Like everyone else who prepared for this debate, I read widely. I read all the submissions to the committee, the transcripts of the hearings and the thousands of letters and emails, and I undertook wider research. The issues occupied my mind over the summer recess. Something that caught my eye and helped to clarify the challenges that confront us as legislators is none other than Pope Benedict’s first encyclical letter, and some people might be surprised. I commend a closer reading by my colleagues of the Holy Father’s words relating to politics and justice.

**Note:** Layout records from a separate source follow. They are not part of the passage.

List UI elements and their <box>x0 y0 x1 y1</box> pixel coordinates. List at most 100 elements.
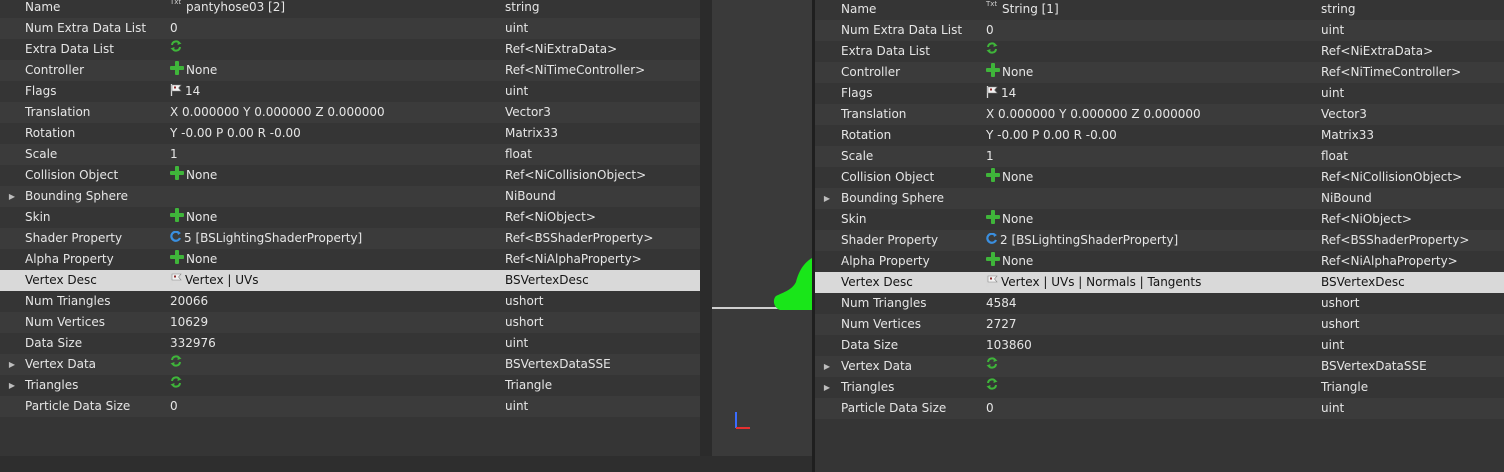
property-row-name[interactable]: Name Txt pantyhose03 [2] string <box>0 0 700 18</box>
property-row-shader-property[interactable]: Shader Property 5 [BSLightingShaderProper… <box>0 228 700 249</box>
property-row-flags[interactable]: Flags 14 uint <box>815 83 1504 104</box>
property-row-triangles[interactable]: ▶ Triangles Triangle <box>0 375 700 396</box>
property-name: Particle Data Size <box>25 399 131 413</box>
property-value[interactable]: 103860 <box>986 335 1032 356</box>
property-value[interactable]: 20066 <box>170 291 208 312</box>
property-row-particle-data-size[interactable]: Particle Data Size 0 uint <box>0 396 700 417</box>
property-row-scale[interactable]: Scale 1 float <box>0 144 700 165</box>
property-row-rotation[interactable]: Rotation Y -0.00 P 0.00 R -0.00 Matrix33 <box>0 123 700 144</box>
property-row-alpha-property[interactable]: Alpha Property None Ref<NiAlphaProperty> <box>815 251 1504 272</box>
property-row-skin[interactable]: Skin None Ref<NiObject> <box>0 207 700 228</box>
property-name: Num Triangles <box>25 294 111 308</box>
property-value[interactable]: Txt pantyhose03 [2] <box>170 0 285 18</box>
property-type: ushort <box>1321 296 1360 310</box>
property-value[interactable]: 0 <box>986 20 994 41</box>
property-value[interactable]: 1 <box>170 144 178 165</box>
property-value[interactable]: X 0.000000 Y 0.000000 Z 0.000000 <box>986 104 1201 125</box>
property-row-num-extra-data-list[interactable]: Num Extra Data List 0 uint <box>815 20 1504 41</box>
property-value[interactable]: 4584 <box>986 293 1017 314</box>
render-viewport[interactable] <box>712 0 812 456</box>
property-row-num-triangles[interactable]: Num Triangles 20066 ushort <box>0 291 700 312</box>
property-row-num-triangles[interactable]: Num Triangles 4584 ushort <box>815 293 1504 314</box>
left-block-details-panel[interactable]: Name Txt pantyhose03 [2] string Num Extra Da… <box>0 0 700 456</box>
property-value[interactable]: Y -0.00 P 0.00 R -0.00 <box>170 123 301 144</box>
property-type: BSVertexDataSSE <box>505 357 611 371</box>
property-value[interactable]: Y -0.00 P 0.00 R -0.00 <box>986 125 1117 146</box>
property-value[interactable]: None <box>170 207 217 228</box>
property-row-particle-data-size[interactable]: Particle Data Size 0 uint <box>815 398 1504 419</box>
property-row-controller[interactable]: Controller None Ref<NiTimeController> <box>0 60 700 81</box>
expand-arrow-icon[interactable]: ▶ <box>8 375 16 396</box>
property-value[interactable] <box>986 356 1000 377</box>
right-block-details-panel[interactable]: Name Txt String [1] string Num Extra Data Li… <box>815 0 1504 472</box>
property-value[interactable]: 5 [BSLightingShaderProperty] <box>170 228 362 249</box>
property-row-extra-data-list[interactable]: Extra Data List Ref<NiExtraData> <box>0 39 700 60</box>
property-value[interactable]: 10629 <box>170 312 208 333</box>
property-row-collision-object[interactable]: Collision Object None Ref<NiCollisionObjec… <box>0 165 700 186</box>
property-row-vertex-data[interactable]: ▶ Vertex Data BSVertexDataSSE <box>0 354 700 375</box>
property-value[interactable] <box>170 39 184 60</box>
expand-arrow-icon[interactable]: ▶ <box>823 356 831 377</box>
property-row-num-extra-data-list[interactable]: Num Extra Data List 0 uint <box>0 18 700 39</box>
property-row-bounding-sphere[interactable]: ▶ Bounding Sphere NiBound <box>815 188 1504 209</box>
property-name: Controller <box>25 63 85 77</box>
property-type: Matrix33 <box>1321 128 1375 142</box>
property-row-shader-property[interactable]: Shader Property 2 [BSLightingShaderProper… <box>815 230 1504 251</box>
property-value[interactable]: None <box>986 167 1033 188</box>
property-value[interactable] <box>986 41 1000 62</box>
property-value[interactable]: None <box>986 209 1033 230</box>
property-type: Ref<NiTimeController> <box>505 63 646 77</box>
property-value[interactable]: Vertex | UVs | Normals | Tangents <box>986 272 1201 293</box>
property-value[interactable]: 14 <box>170 81 200 102</box>
property-row-vertex-desc[interactable]: Vertex Desc Vertex | UVs BSVertexDesc <box>0 270 700 291</box>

In paragraph 27 he says:

The just ordering of society and the State is a central responsibility of politics.

…            …            …

Justice is both the aim and the intrinsic criterion of all politics. Politics is more than a mere mechanism for defining the rules of public life: its origin and its goal are found in justice, which by its very nature has to do with ethics.

He goes on to explain the problem with adopting a merely rational approach to moral questions:

The problem is one of practical reason ... [Reason] can never be completely free of the danger of a certain ethical blindness caused by the dazzling effect of power and special interests.

…            …            …

Here politics and faith meet.

As legislators it is important that we are never too proud to check again, to question our assumptions, our presumptions and the consequences of our actions. For those who argue there is no place for interference by the churches in this debate, I quote Pope Benedict again:

The Church wishes to help form consciences in political life and to stimulate greater insight into the authentic requirements of justice as well as greater readiness to act accordingly ... Building a just social and civil order, wherein each person receives what is his or her due, is an essential task which every generation must take up anew.

Let us think about the consequences of the legislation we pass in this place. As Cicero said:

Neither the Senate nor the people can absolve us from our obligation.